---
title: "Using the ReactomeGSA package"
author: "Johannes Griss"
date: "`r Sys.Date()`"
output: rmarkdown::html_vignette
vignette: >
  %\VignetteIndexEntry{Using the ReactomeGSA package}
  %\VignetteEngine{knitr::rmarkdown}
  %\VignetteEncoding{UTF-8}
---

```{r setup, include = FALSE}
knitr::opts_chunk$set(
  collapse = TRUE,
  comment = "#>"
)
```

## Introduction

The ReactomeGSA package is a client to the web-based Reactome Analysis System.
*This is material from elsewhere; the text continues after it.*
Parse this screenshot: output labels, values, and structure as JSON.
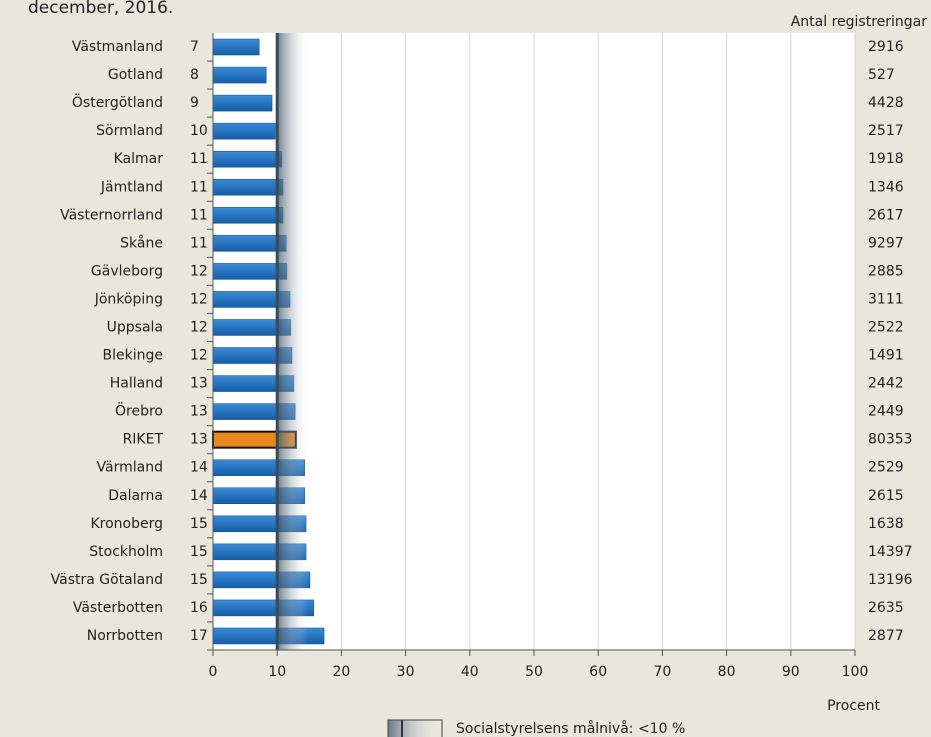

Essentially, it performs a gene set analysis using the latest version of the Reactome pathway database as a backend.

The main advantages of using the Reactome Analysis System are:

  * Simultaneous analysis and visualization of different types of 'omics data
  * Support for direct comparison across different species
  * Directly linked with Reactome's powerful pathway browser producing publication-ready figures of your gene set analysis

### Citation

To cite this package, use 

```
Griss J. ReactomeGSA, https://github.com/reactome/ReactomeGSA (2019)
```

## Installation

The `ReactomeGSA` package can be directly installed from Bioconductor:

```{r}
if (!requireNamespace("BiocManager", quietly = TRUE))
    install.packages("BiocManager")

if (!require(ReactomeGSA))
  BiocManager::install("ReactomeGSA")
```

For more information, see https://bioconductor.org/install/.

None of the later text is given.